I always hear people on the internet talking about AWS being crazy expensive, but from SFBA it looks really damn cheap. Would I rather give $thousands to AWS or $hundredthousands to an internal specialist who’s likely gonna say my company is too small and boring to keep them interested anyway?
AWS wind that math every day. And that’s the market they target. Why wouldnt they?
AWS is extremely expensive once you get to any meaningful size. If you save on infrastructure you pay for it on enterprise support, engineers or consultants and/or bandwidth.
I LIKE AWS. I think it can be a great choice for many companies and use-cases. But the idea that AWS is firmly everyone, that it's less expensive for everyone when you factor in the TCO, simply isnt correct.
This just isn't true, in fact quite the opposite. If you just have a website you are working on aws is complex and expensive. When you need to handle it at scale then AWS is far better than other clouds and an order of magnitude cheaper than rolling your own racks.

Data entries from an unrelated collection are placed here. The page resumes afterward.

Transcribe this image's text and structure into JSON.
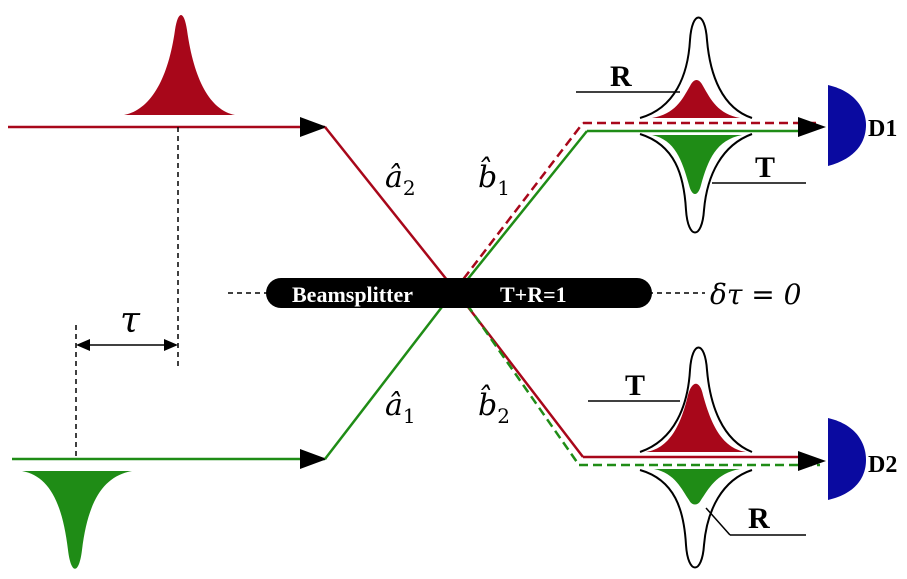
{
  "labels": {
    "tau": "τ",
    "a2": "â",
    "a2_sub": "2",
    "a1": "â",
    "a1_sub": "1",
    "b1": "b̂",
    "b1_sub": "1",
    "b2": "b̂",
    "b2_sub": "2",
    "beamsplitter": "Beamsplitter",
    "tr_sum": "T+R=1",
    "delta_tau": "δτ = 0",
    "d1_R": "R",
    "d1_T": "T",
    "d2_T": "T",
    "d2_R": "R",
    "detector1": "D1",
    "detector2": "D2"
  },
  "colors": {
    "red_beam": "#a8071a",
    "green_beam": "#1f8c16",
    "detector": "#0a0aa0",
    "beamsplitter": "#000000"
  }
}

What's meaningful? It'll cost you a half million to build a full rack, power it and give it connectivity for a year. That's a lot of spot instances if you don't have a constant load
> It'll cost you a half million to build a full rack, power it and give it connectivity for a year.
For $1500/mo you can get half rack (5Kv) and 50 Mbps internet. A couple $5k switches and 6-8 10k servers and you're well under $125k, plus you probably don't need $10k servers or $5k switches and can find cheaper hosting. I realize you said a full rack, but that's probably overkill and could be done for $350k or less. Once you have the servers/switches your fixed costs are relatively low.
Part of it is that people see the AWS or support bill or consultant bill or whatever. But they don't really see the cost of DIY whether initial cost or ongoing support. The cost of build (on many dimensions) vs. buy is often underestimated. That's not to say you should never build--no, you shouldn't use AWS for everything--but it's important to understand the real costs.
I ran the tech team of a startup in a third world country (bullet lending $100 bucks to people) we were cheap and it was always a problem to convince finance to buy technology instead of throwing more cheap labour.
Still, those $100 monthly we paid for aws support were worth their weight in gold.
For a person anywhere on earth? Sure. But 99.99999% of those people don't need on-demand cloud hosting support.
But for a business that requires cloud hosting with support? There aren't many places on the planet where $100 is a prohibitive cost for a business that's willing to spend at minimum that much for hosting.